When our oldest child was a sophomore in college, we realized he’d be needing a car for his trips, belatedly disclosed to us (!!), to visit a serious girlfriend (now his wife, mother of their four kids, and our beloved daughter-in-law!) several states away. In our minds, borrowing his friends’ cars had no future, but we hoped the relationship with his girlfriend did. Enter the used 2001 gold-colored Volvo we drove cross-country to deposit outside his fraternity house. That Volvo, and his girlfriend, then moved to Boston with him for law school and followed him (and her) to New York where parking it was more expensive than their apartment. So, we had it transported back to Denver at a cost which may have exceeded the value of the car and proved that hypothesis by donating it to a local charity which received scrap metal reimbursement.
By then, our middle child was a junior in college and our youngest a freshman at the same school. Between the two of them, there was enough need for a car that we again went shopping for a used Volvo and found a 2004 station wagon which could hold all their club paraphernalia and sports teammates – better our kids should be driving a tank than riding with teammates in their four-wheel firetraps. That Volvo stayed at college until our youngest graduated and took it upstate for a summer internship, after which it went south where our daughter was in graduate school. It stayed with her until she earned that degree and then moved to New York where, again, a car is more of a burden than an asset.
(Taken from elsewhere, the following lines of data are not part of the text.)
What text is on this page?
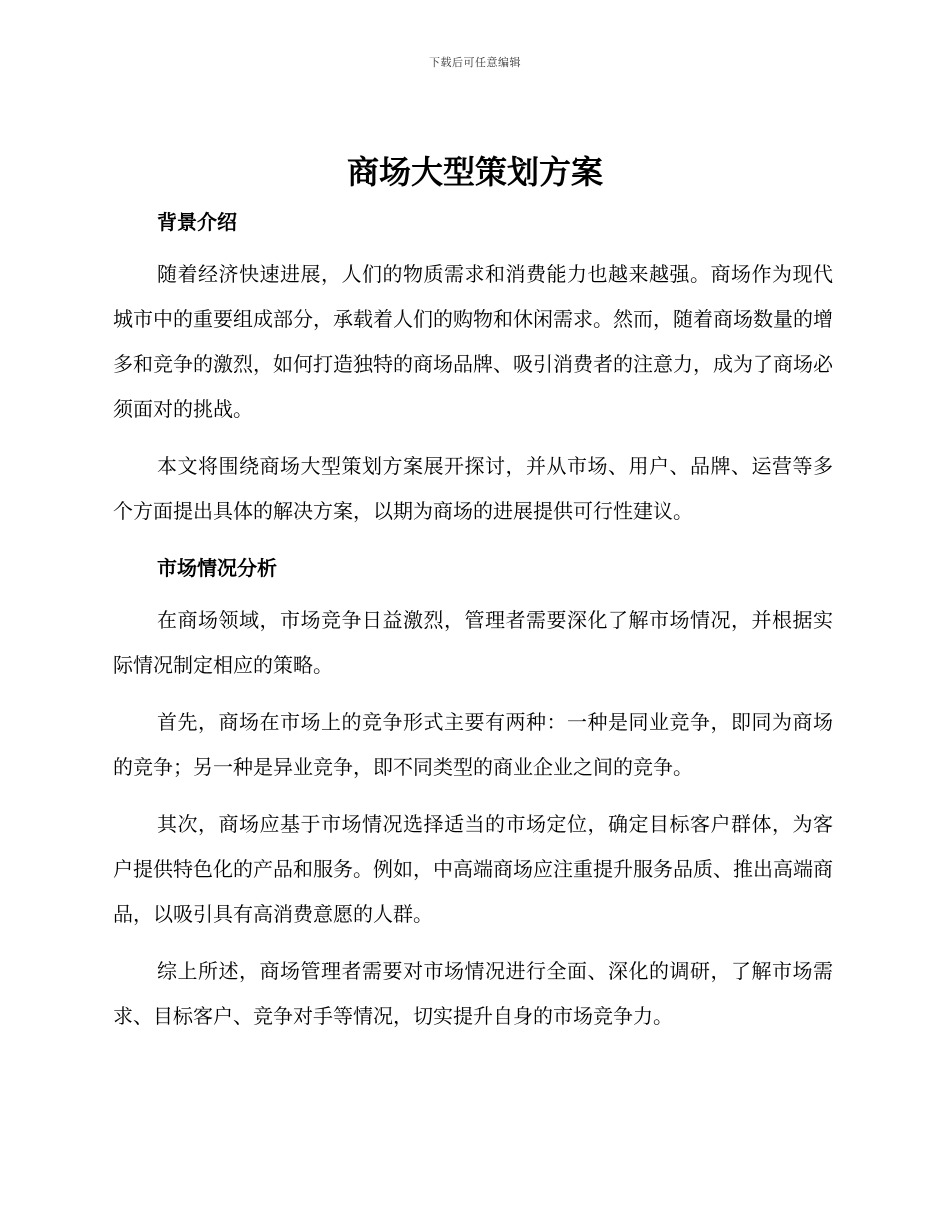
下载后可任意编辑
商场大型策划方案
背景介绍

随着经济快速进展，人们的物质需求和消费能力也越来越强。商场作为现代城市中的重要组成部分，承载着人们的购物和休闲需求。然而，随着商场数量的增多和竞争的激烈，如何打造独特的商场品牌、吸引消费者的注意力，成为了商场必须面对的挑战。

本文将围绕商场大型策划方案展开探讨，并从市场、用户、品牌、运营等多个方面提出具体的解决方案，以期为商场的进展提供可行性建议。

市场情况分析

在商场领域，市场竞争日益激烈，管理者需要深化了解市场情况，并根据实际情况制定相应的策略。

首先，商场在市场上的竞争形式主要有两种：一种是同业竞争，即同为商场的竞争；另一种是异业竞争，即不同类型的商业企业之间的竞争。

其次，商场应基于市场情况选择适当的市场定位，确定目标客户群体，为客户提供特色化的产品和服务。例如，中高端商场应注重提升服务品质、推出高端商品，以吸引具有高消费意愿的人群。

综上所述，商场管理者需要对市场情况进行全面、深化的调研，了解市场需求、目标客户、竞争对手等情况，切实提升自身的市场竞争力。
Despite the wear and tear of its college career, that Volvo was still drivable and worth the expense of transporting it back to Denver where it sat in our garage until our youngest and his wife moved back home and reconnected with that loyal little white station wagon. Somewhere along the way, the car lost its emergency brake but, unless on a steep hill, that didn’t change its usefulness.
Now, fast forward 4 years and our oldest and his wife, they of the long-distance relationship way back in college, moved back to Denver and needed a second car. Graciously, and because our youngest and his wife upgraded to a now-very safe Subaru (blasphemy, I know!), our youngest bequeathed the 2004 Volvo station wagon to his big brother for his commute to his downtown office.
And so, our kids have lived their lives in 3 different tanks for nearly 20 years; we are grateful for their safety, and we have slept better during all these harrowing driving years. Looking ahead, if our oldest grandchild lands in a tank 8 or 9 years from now when he’s ready to take the wheel, we’ll be grateful all over again.